Alguien se ha sentado junto a mí sin cotejar su boleto con el recuadro indicativo del número de asiento. No es alguien cualquiera, sino “la cualquier cosa”: ella, la presente dondequiera, llámenla como quieran durante las tres horas que durará mi viaje. Ella me mira en el reojo del sujeto que se sienta a mi lado, y ríe en su sonrisa al mirarme asustado.

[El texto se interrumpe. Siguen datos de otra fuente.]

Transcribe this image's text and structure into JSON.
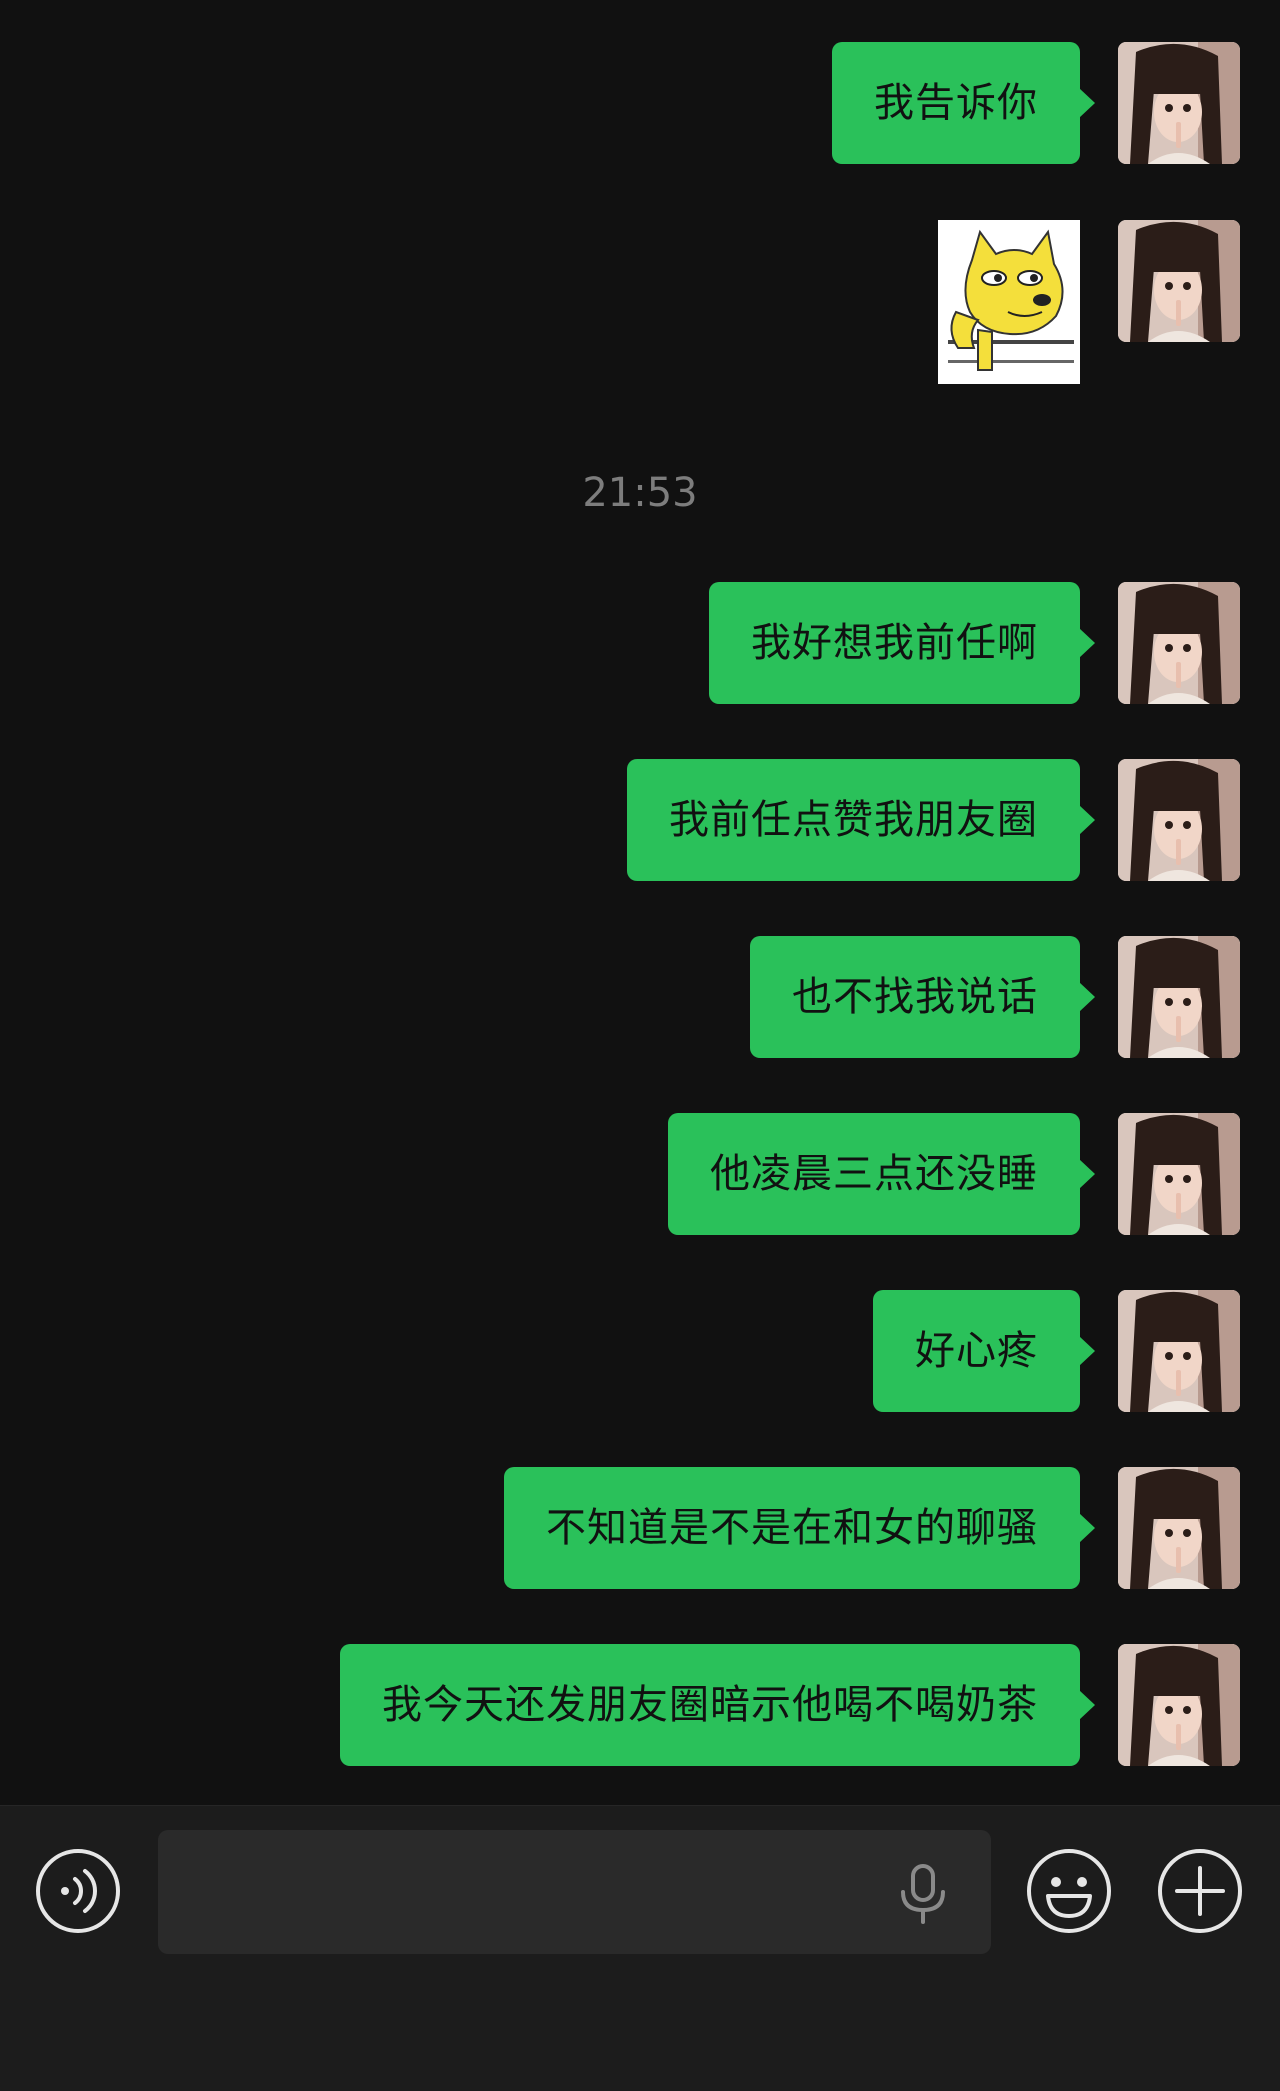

Pero alzaré las manos cuando mire a mis padres, aunque detrás mío vengan quienes perecen en la invisibilidad de este silencio que nuestra alegría pisa; nos daremos los bienes para no llenar de malas noticias las arrugas y apretaremos muy hondo los hallados amuletos de suerte.

La fotografía de la muerte yace en mi cuello. Sonríe la carne con su abrupción pasiva, pone trampas de nódulos y voces, para que muera de hambre y no de miedo.

El día que ella venga no estaré aquí. Me iré con los abuelos, con mi hijo dormido. No le daré mis pechos para que los reviente, no le daré mi ovario silencioso, para que crezca en él su niña roca. No dejaré que bese mis axilas, ni que siembre en mis ganglios su semilla. Iré a plantar sandías en el huerto arrasado, en que estuvo mi infancia, sólo tres días.